Aims: People under mental health (MH) services’ care are at increased risk of suicide. We aimed to identify opportunities for suicide prevention and underpinning data enhancement in people with recent contact with MH services.

Methods: A population-based study of all who died by suicide in the year following an MH services contact in Wales, 2001–2015 (cases), paired with similar patients, with the same mental health diagnoses, who did not die by suicide (controls). We linked the National Confidential Inquiry into Suicide and Safety in Mental Health and the Suicide Information Database – Cymru with primary and secondary healthcare records. We present odds ratios and 95% confidence intervals (OR [95% CI]) of conditional logistic regression.

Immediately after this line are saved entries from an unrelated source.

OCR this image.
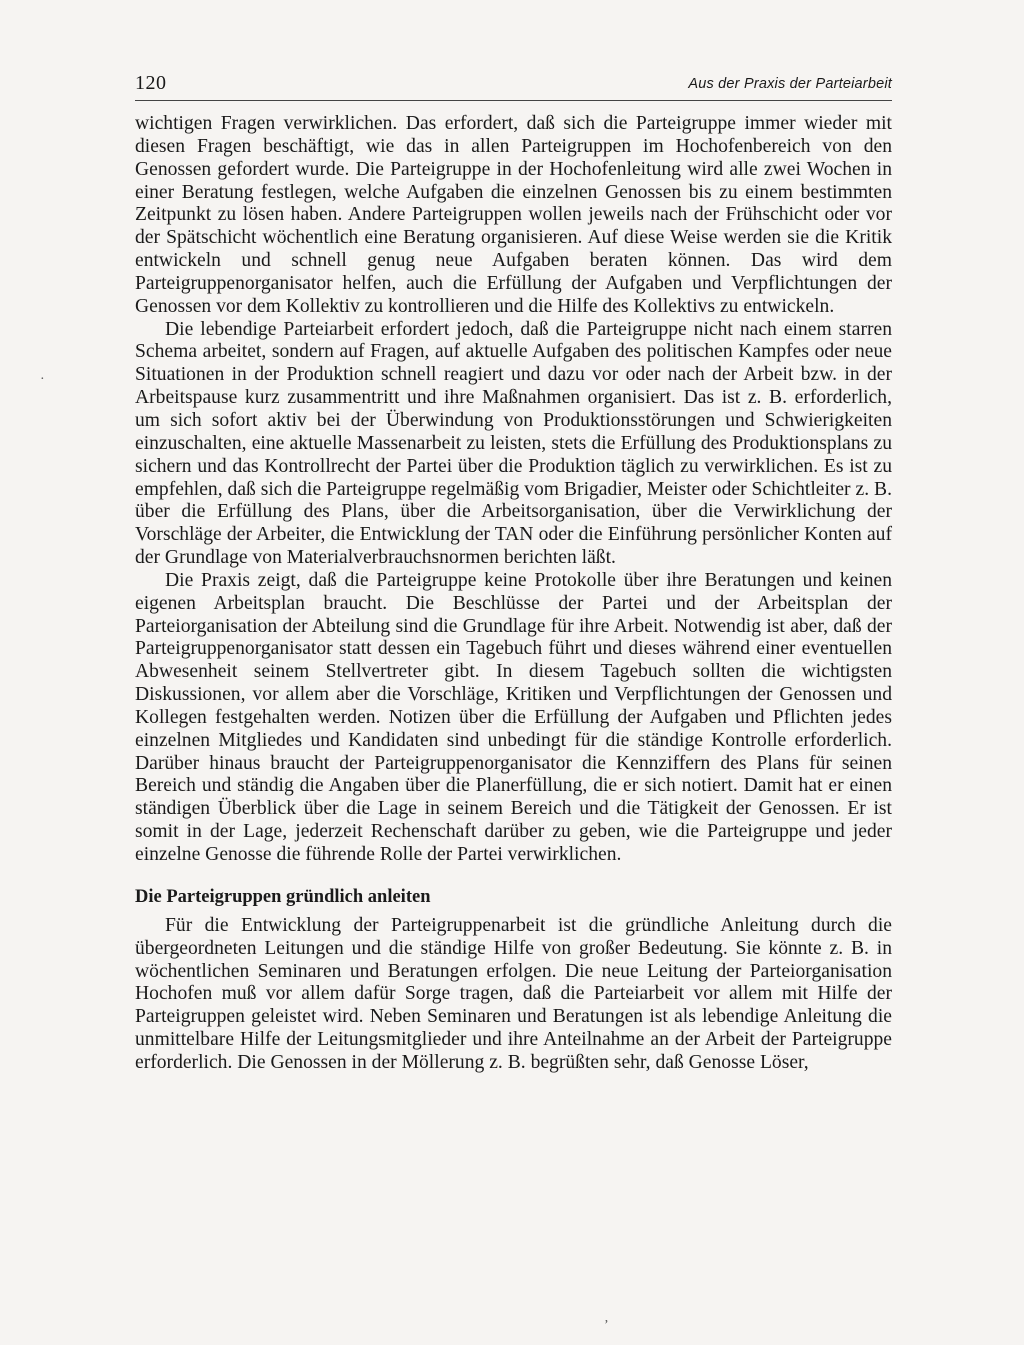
120	Aus der Praxis der Parteiarbeit

wichtigen Fragen verwirklichen. Das erfordert, daß sich die Parteigruppe immer wieder mit diesen Fragen beschäftigt, wie das in allen Parteigruppen im Hochofenbereich von den Genossen gefordert wurde. Die Parteigruppe in der Hochofenleitung wird alle zwei Wochen in einer Beratung festlegen, welche Aufgaben die einzelnen Genossen bis zu einem bestimmten Zeitpunkt zu lösen haben. Andere Parteigruppen wollen jeweils nach der Frühschicht oder vor der Spätschicht wöchentlich eine Beratung organisieren. Auf diese Weise werden sie die Kritik entwickeln und schnell genug neue Aufgaben beraten können. Das wird dem Parteigruppenorganisator helfen, auch die Erfüllung der Aufgaben und Verpflichtungen der Genossen vor dem Kollektiv zu kontrollieren und die Hilfe des Kollektivs zu entwickeln.

Die lebendige Parteiarbeit erfordert jedoch, daß die Parteigruppe nicht nach einem starren Schema arbeitet, sondern auf Fragen, auf aktuelle Aufgaben des politischen Kampfes oder neue Situationen in der Produktion schnell reagiert und dazu vor oder nach der Arbeit bzw. in der Arbeitspause kurz zusammentritt und ihre Maßnahmen organisiert. Das ist z. B. erforderlich, um sich sofort aktiv bei der Überwindung von Produktionsstörungen und Schwierigkeiten einzuschalten, eine aktuelle Massenarbeit zu leisten, stets die Erfüllung des Produktionsplans zu sichern und das Kontrollrecht der Partei über die Produktion täglich zu verwirklichen. Es ist zu empfehlen, daß sich die Parteigruppe regelmäßig vom Brigadier, Meister oder Schichtleiter z. B. über die Erfüllung des Plans, über die Arbeitsorganisation, über die Verwirklichung der Vorschläge der Arbeiter, die Entwicklung der TAN oder die Einführung persönlicher Konten auf der Grundlage von Materialverbrauchsnormen berichten läßt.

Die Praxis zeigt, daß die Parteigruppe keine Protokolle über ihre Beratungen und keinen eigenen Arbeitsplan braucht. Die Beschlüsse der Partei und der Arbeitsplan der Parteiorganisation der Abteilung sind die Grundlage für ihre Arbeit. Notwendig ist aber, daß der Parteigruppenorganisator statt dessen ein Tagebuch führt und dieses während einer eventuellen Abwesenheit seinem Stellvertreter gibt. In diesem Tagebuch sollten die wichtigsten Diskussionen, vor allem aber die Vorschläge, Kritiken und Verpflichtungen der Genossen und Kollegen festgehalten werden. Notizen über die Erfüllung der Aufgaben und Pflichten jedes einzelnen Mitgliedes und Kandidaten sind unbedingt für die ständige Kontrolle erforderlich. Darüber hinaus braucht der Parteigruppenorganisator die Kennziffern des Plans für seinen Bereich und ständig die Angaben über die Planerfüllung, die er sich notiert. Damit hat er einen ständigen Überblick über die Lage in seinem Bereich und die Tätigkeit der Genossen. Er ist somit in der Lage, jederzeit Rechenschaft darüber zu geben, wie die Parteigruppe und jeder einzelne Genosse die führende Rolle der Partei verwirklichen.

Die Parteigruppen gründlich anleiten

Für die Entwicklung der Parteigruppenarbeit ist die gründliche Anleitung durch die übergeordneten Leitungen und die ständige Hilfe von großer Bedeutung. Sie könnte z. B. in wöchentlichen Seminaren und Beratungen erfolgen. Die neue Leitung der Parteiorganisation Hochofen muß vor allem dafür Sorge tragen, daß die Parteiarbeit vor allem mit Hilfe der Parteigruppen geleistet wird. Neben Seminaren und Beratungen ist als lebendige Anleitung die unmittelbare Hilfe der Leitungsmitglieder und ihre Anteilnahme an der Arbeit der Parteigruppe erforderlich. Die Genossen in der Möllerung z. B. begrüßten sehr, daß Genosse Löser,

·
ʼ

Results: We matched 1,031 cases with 5,155 controls. In the year before their death, 98.3% of cases were in contact with healthcare services, and 28.5% presented with self-harm.

A high proportion (98.3%) of cases were in contact with primary and secondary healthcare services in the year before their death. Compared with controls, cases were more likely to attend emergency departments (OR 2.4 [2.1–2.7]) and have emergency hospital admissions (OR 1.5 [1.4–1.7]); but less likely to have primary care contacts (OR 0.7 [0.6–0.9]), out-patient attendances (OR 0.2 [0.2–0.3]) and missed/cancelled out-patient appointments (OR 0.9 [0.8–1.0]).

A high proportion of cases presented to primary and secondary healthcare services with accidents, injury and poisoning, and especially self-harm – more so than controls (for self-harm, 28.5% of cases compared with 8.5% of controls; OR 3.6 [2.8–4.5]). This was particularly true for female patients admitted to hospital with injury and poisoning (OR 3.3 [2.5–4.5] in females compared with 2.6 [2.1–3.1] in males).

Conclusion: We may be missing existing opportunities to intervene across all settings, particularly when people present to emergency departments and hospitals, especially with self-harm. Intent underlying injury and poisoning events may be undisclosed, or recorded as undetermined or without specifying intent when they may in fact be self-harm, particularly in females. Efforts should be made to appropriately identify those who are self-harming, including by direct and non-judgmental questioning on presentation underpinned by staff training and awareness. Prevention efforts should focus on strengthening non-urgent and routine contacts (primary care and outpatients), responding to emergency contacts, and better self-harm care. This study also highlights the benefits of enhancing clinical audit systems with routinely collected data for data completeness, breadth, and depth.